In addition, there are several ongoing trials with antibodies targeting different cytokines or growth factors for hand OA. An antibody against GM-CSF, GSK3196165 (formerly MOR103), is being tested in inflammatory hand OA, with a primary outcome measure of change from baseline in pain intensity at week 6. This and other GM-CSF antibodies were introduced for the treatment of RA, and phase 2 trials have been completed for that indication with positive results (for review see [32]). Other hand OA trials include a trial with an antibody against the IL-6 receptor, tocilizumab and a phase 2a trial with the IL-1α/β dual-specific antibody, ABT-981. Results of the latter were reported at the 2017 EULAR meeting, and the antibody failed to show significant improvements in the Australian/Canadian Hand Osteoarthritis Index (AUSCAN) pain measure at week 16 compared with placebo [33]. Finally, adalimumab failed to show benefit when tested for hand OA in two separate trials [34, 35].
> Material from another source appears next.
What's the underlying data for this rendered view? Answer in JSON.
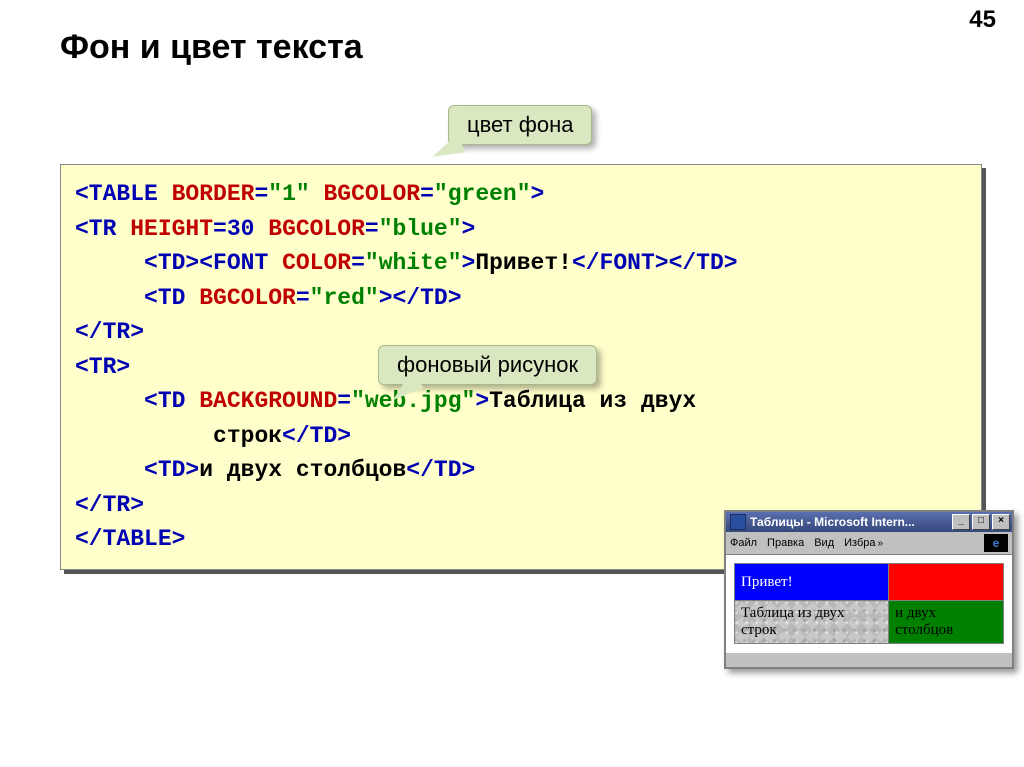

The neuropeptide, calcitonin gene-related peptide, has been studied as a pain target for many years [36]. Eli Lilly has a calcitonin gene-related peptide antibody in the pipeline for migraine [37], and positive phase 3 results were recently announced [38]. However, a phase 2 trial for OA knee pain was terminated due to lack of efficacy [39].

Small molecules

Chronic pain associated with OA can be generated, modified and maintained at different levels along the neuraxis (reviewed in [40]). Since many of these pain mechanisms can be selectively and potently targeted, they offer an exciting opportunity for analgesic drug development (recently reviewed in [41]). Two broad classes of molecules, in particular, are being targeted for pharmacological modulation: G-protein coupled receptors (GPCRs) and ion channels. There are several ongoing or recently completed clinical trials with small molecules targeting these molecules for OA pain (Table 3).

Table 3.

Completed randomized, double-blind, placebo-controlled clinical trials for OA pain drugs

Target Drug Trial ID Results
GPCRs
Bradykinin (BK) B2 receptor Fasitibant NCT02205814 No particular dose different from placebo (WOMAC A) [42]
Delta opioid receptor ADL5859 NCT00979953 No difference from placebo [43]
Delta opioid receptor ADL5747 NCT00979953 No difference from placebo [43]
Kappa opioid receptor CR845 NCT02944448 Positive results for hip OA [44]
Nociceptin/orphanin FQ peptide (NOP) and mu opioid receptors GRT6005 (cebranopadol) NCT01709214 No results; Depomed appears to be continuing development [45]
CB2 GW842166 NCT00479427 No results
Ion channels
NaV1.7 and other sodium channels TV-45070 NCT02068599 No difference from placebo [46]
NaV1.8 VX-150 NCT02660424 Positive results [47]
TRPV1 CNTX-4975 NCT02558439 Significant improvement vs placebo in WOMAC A1 scores at week 12 [48]
TRPV1 NEO6860 NCT02712957 Preliminary data suggests an analgesic effect compared with placebo [49]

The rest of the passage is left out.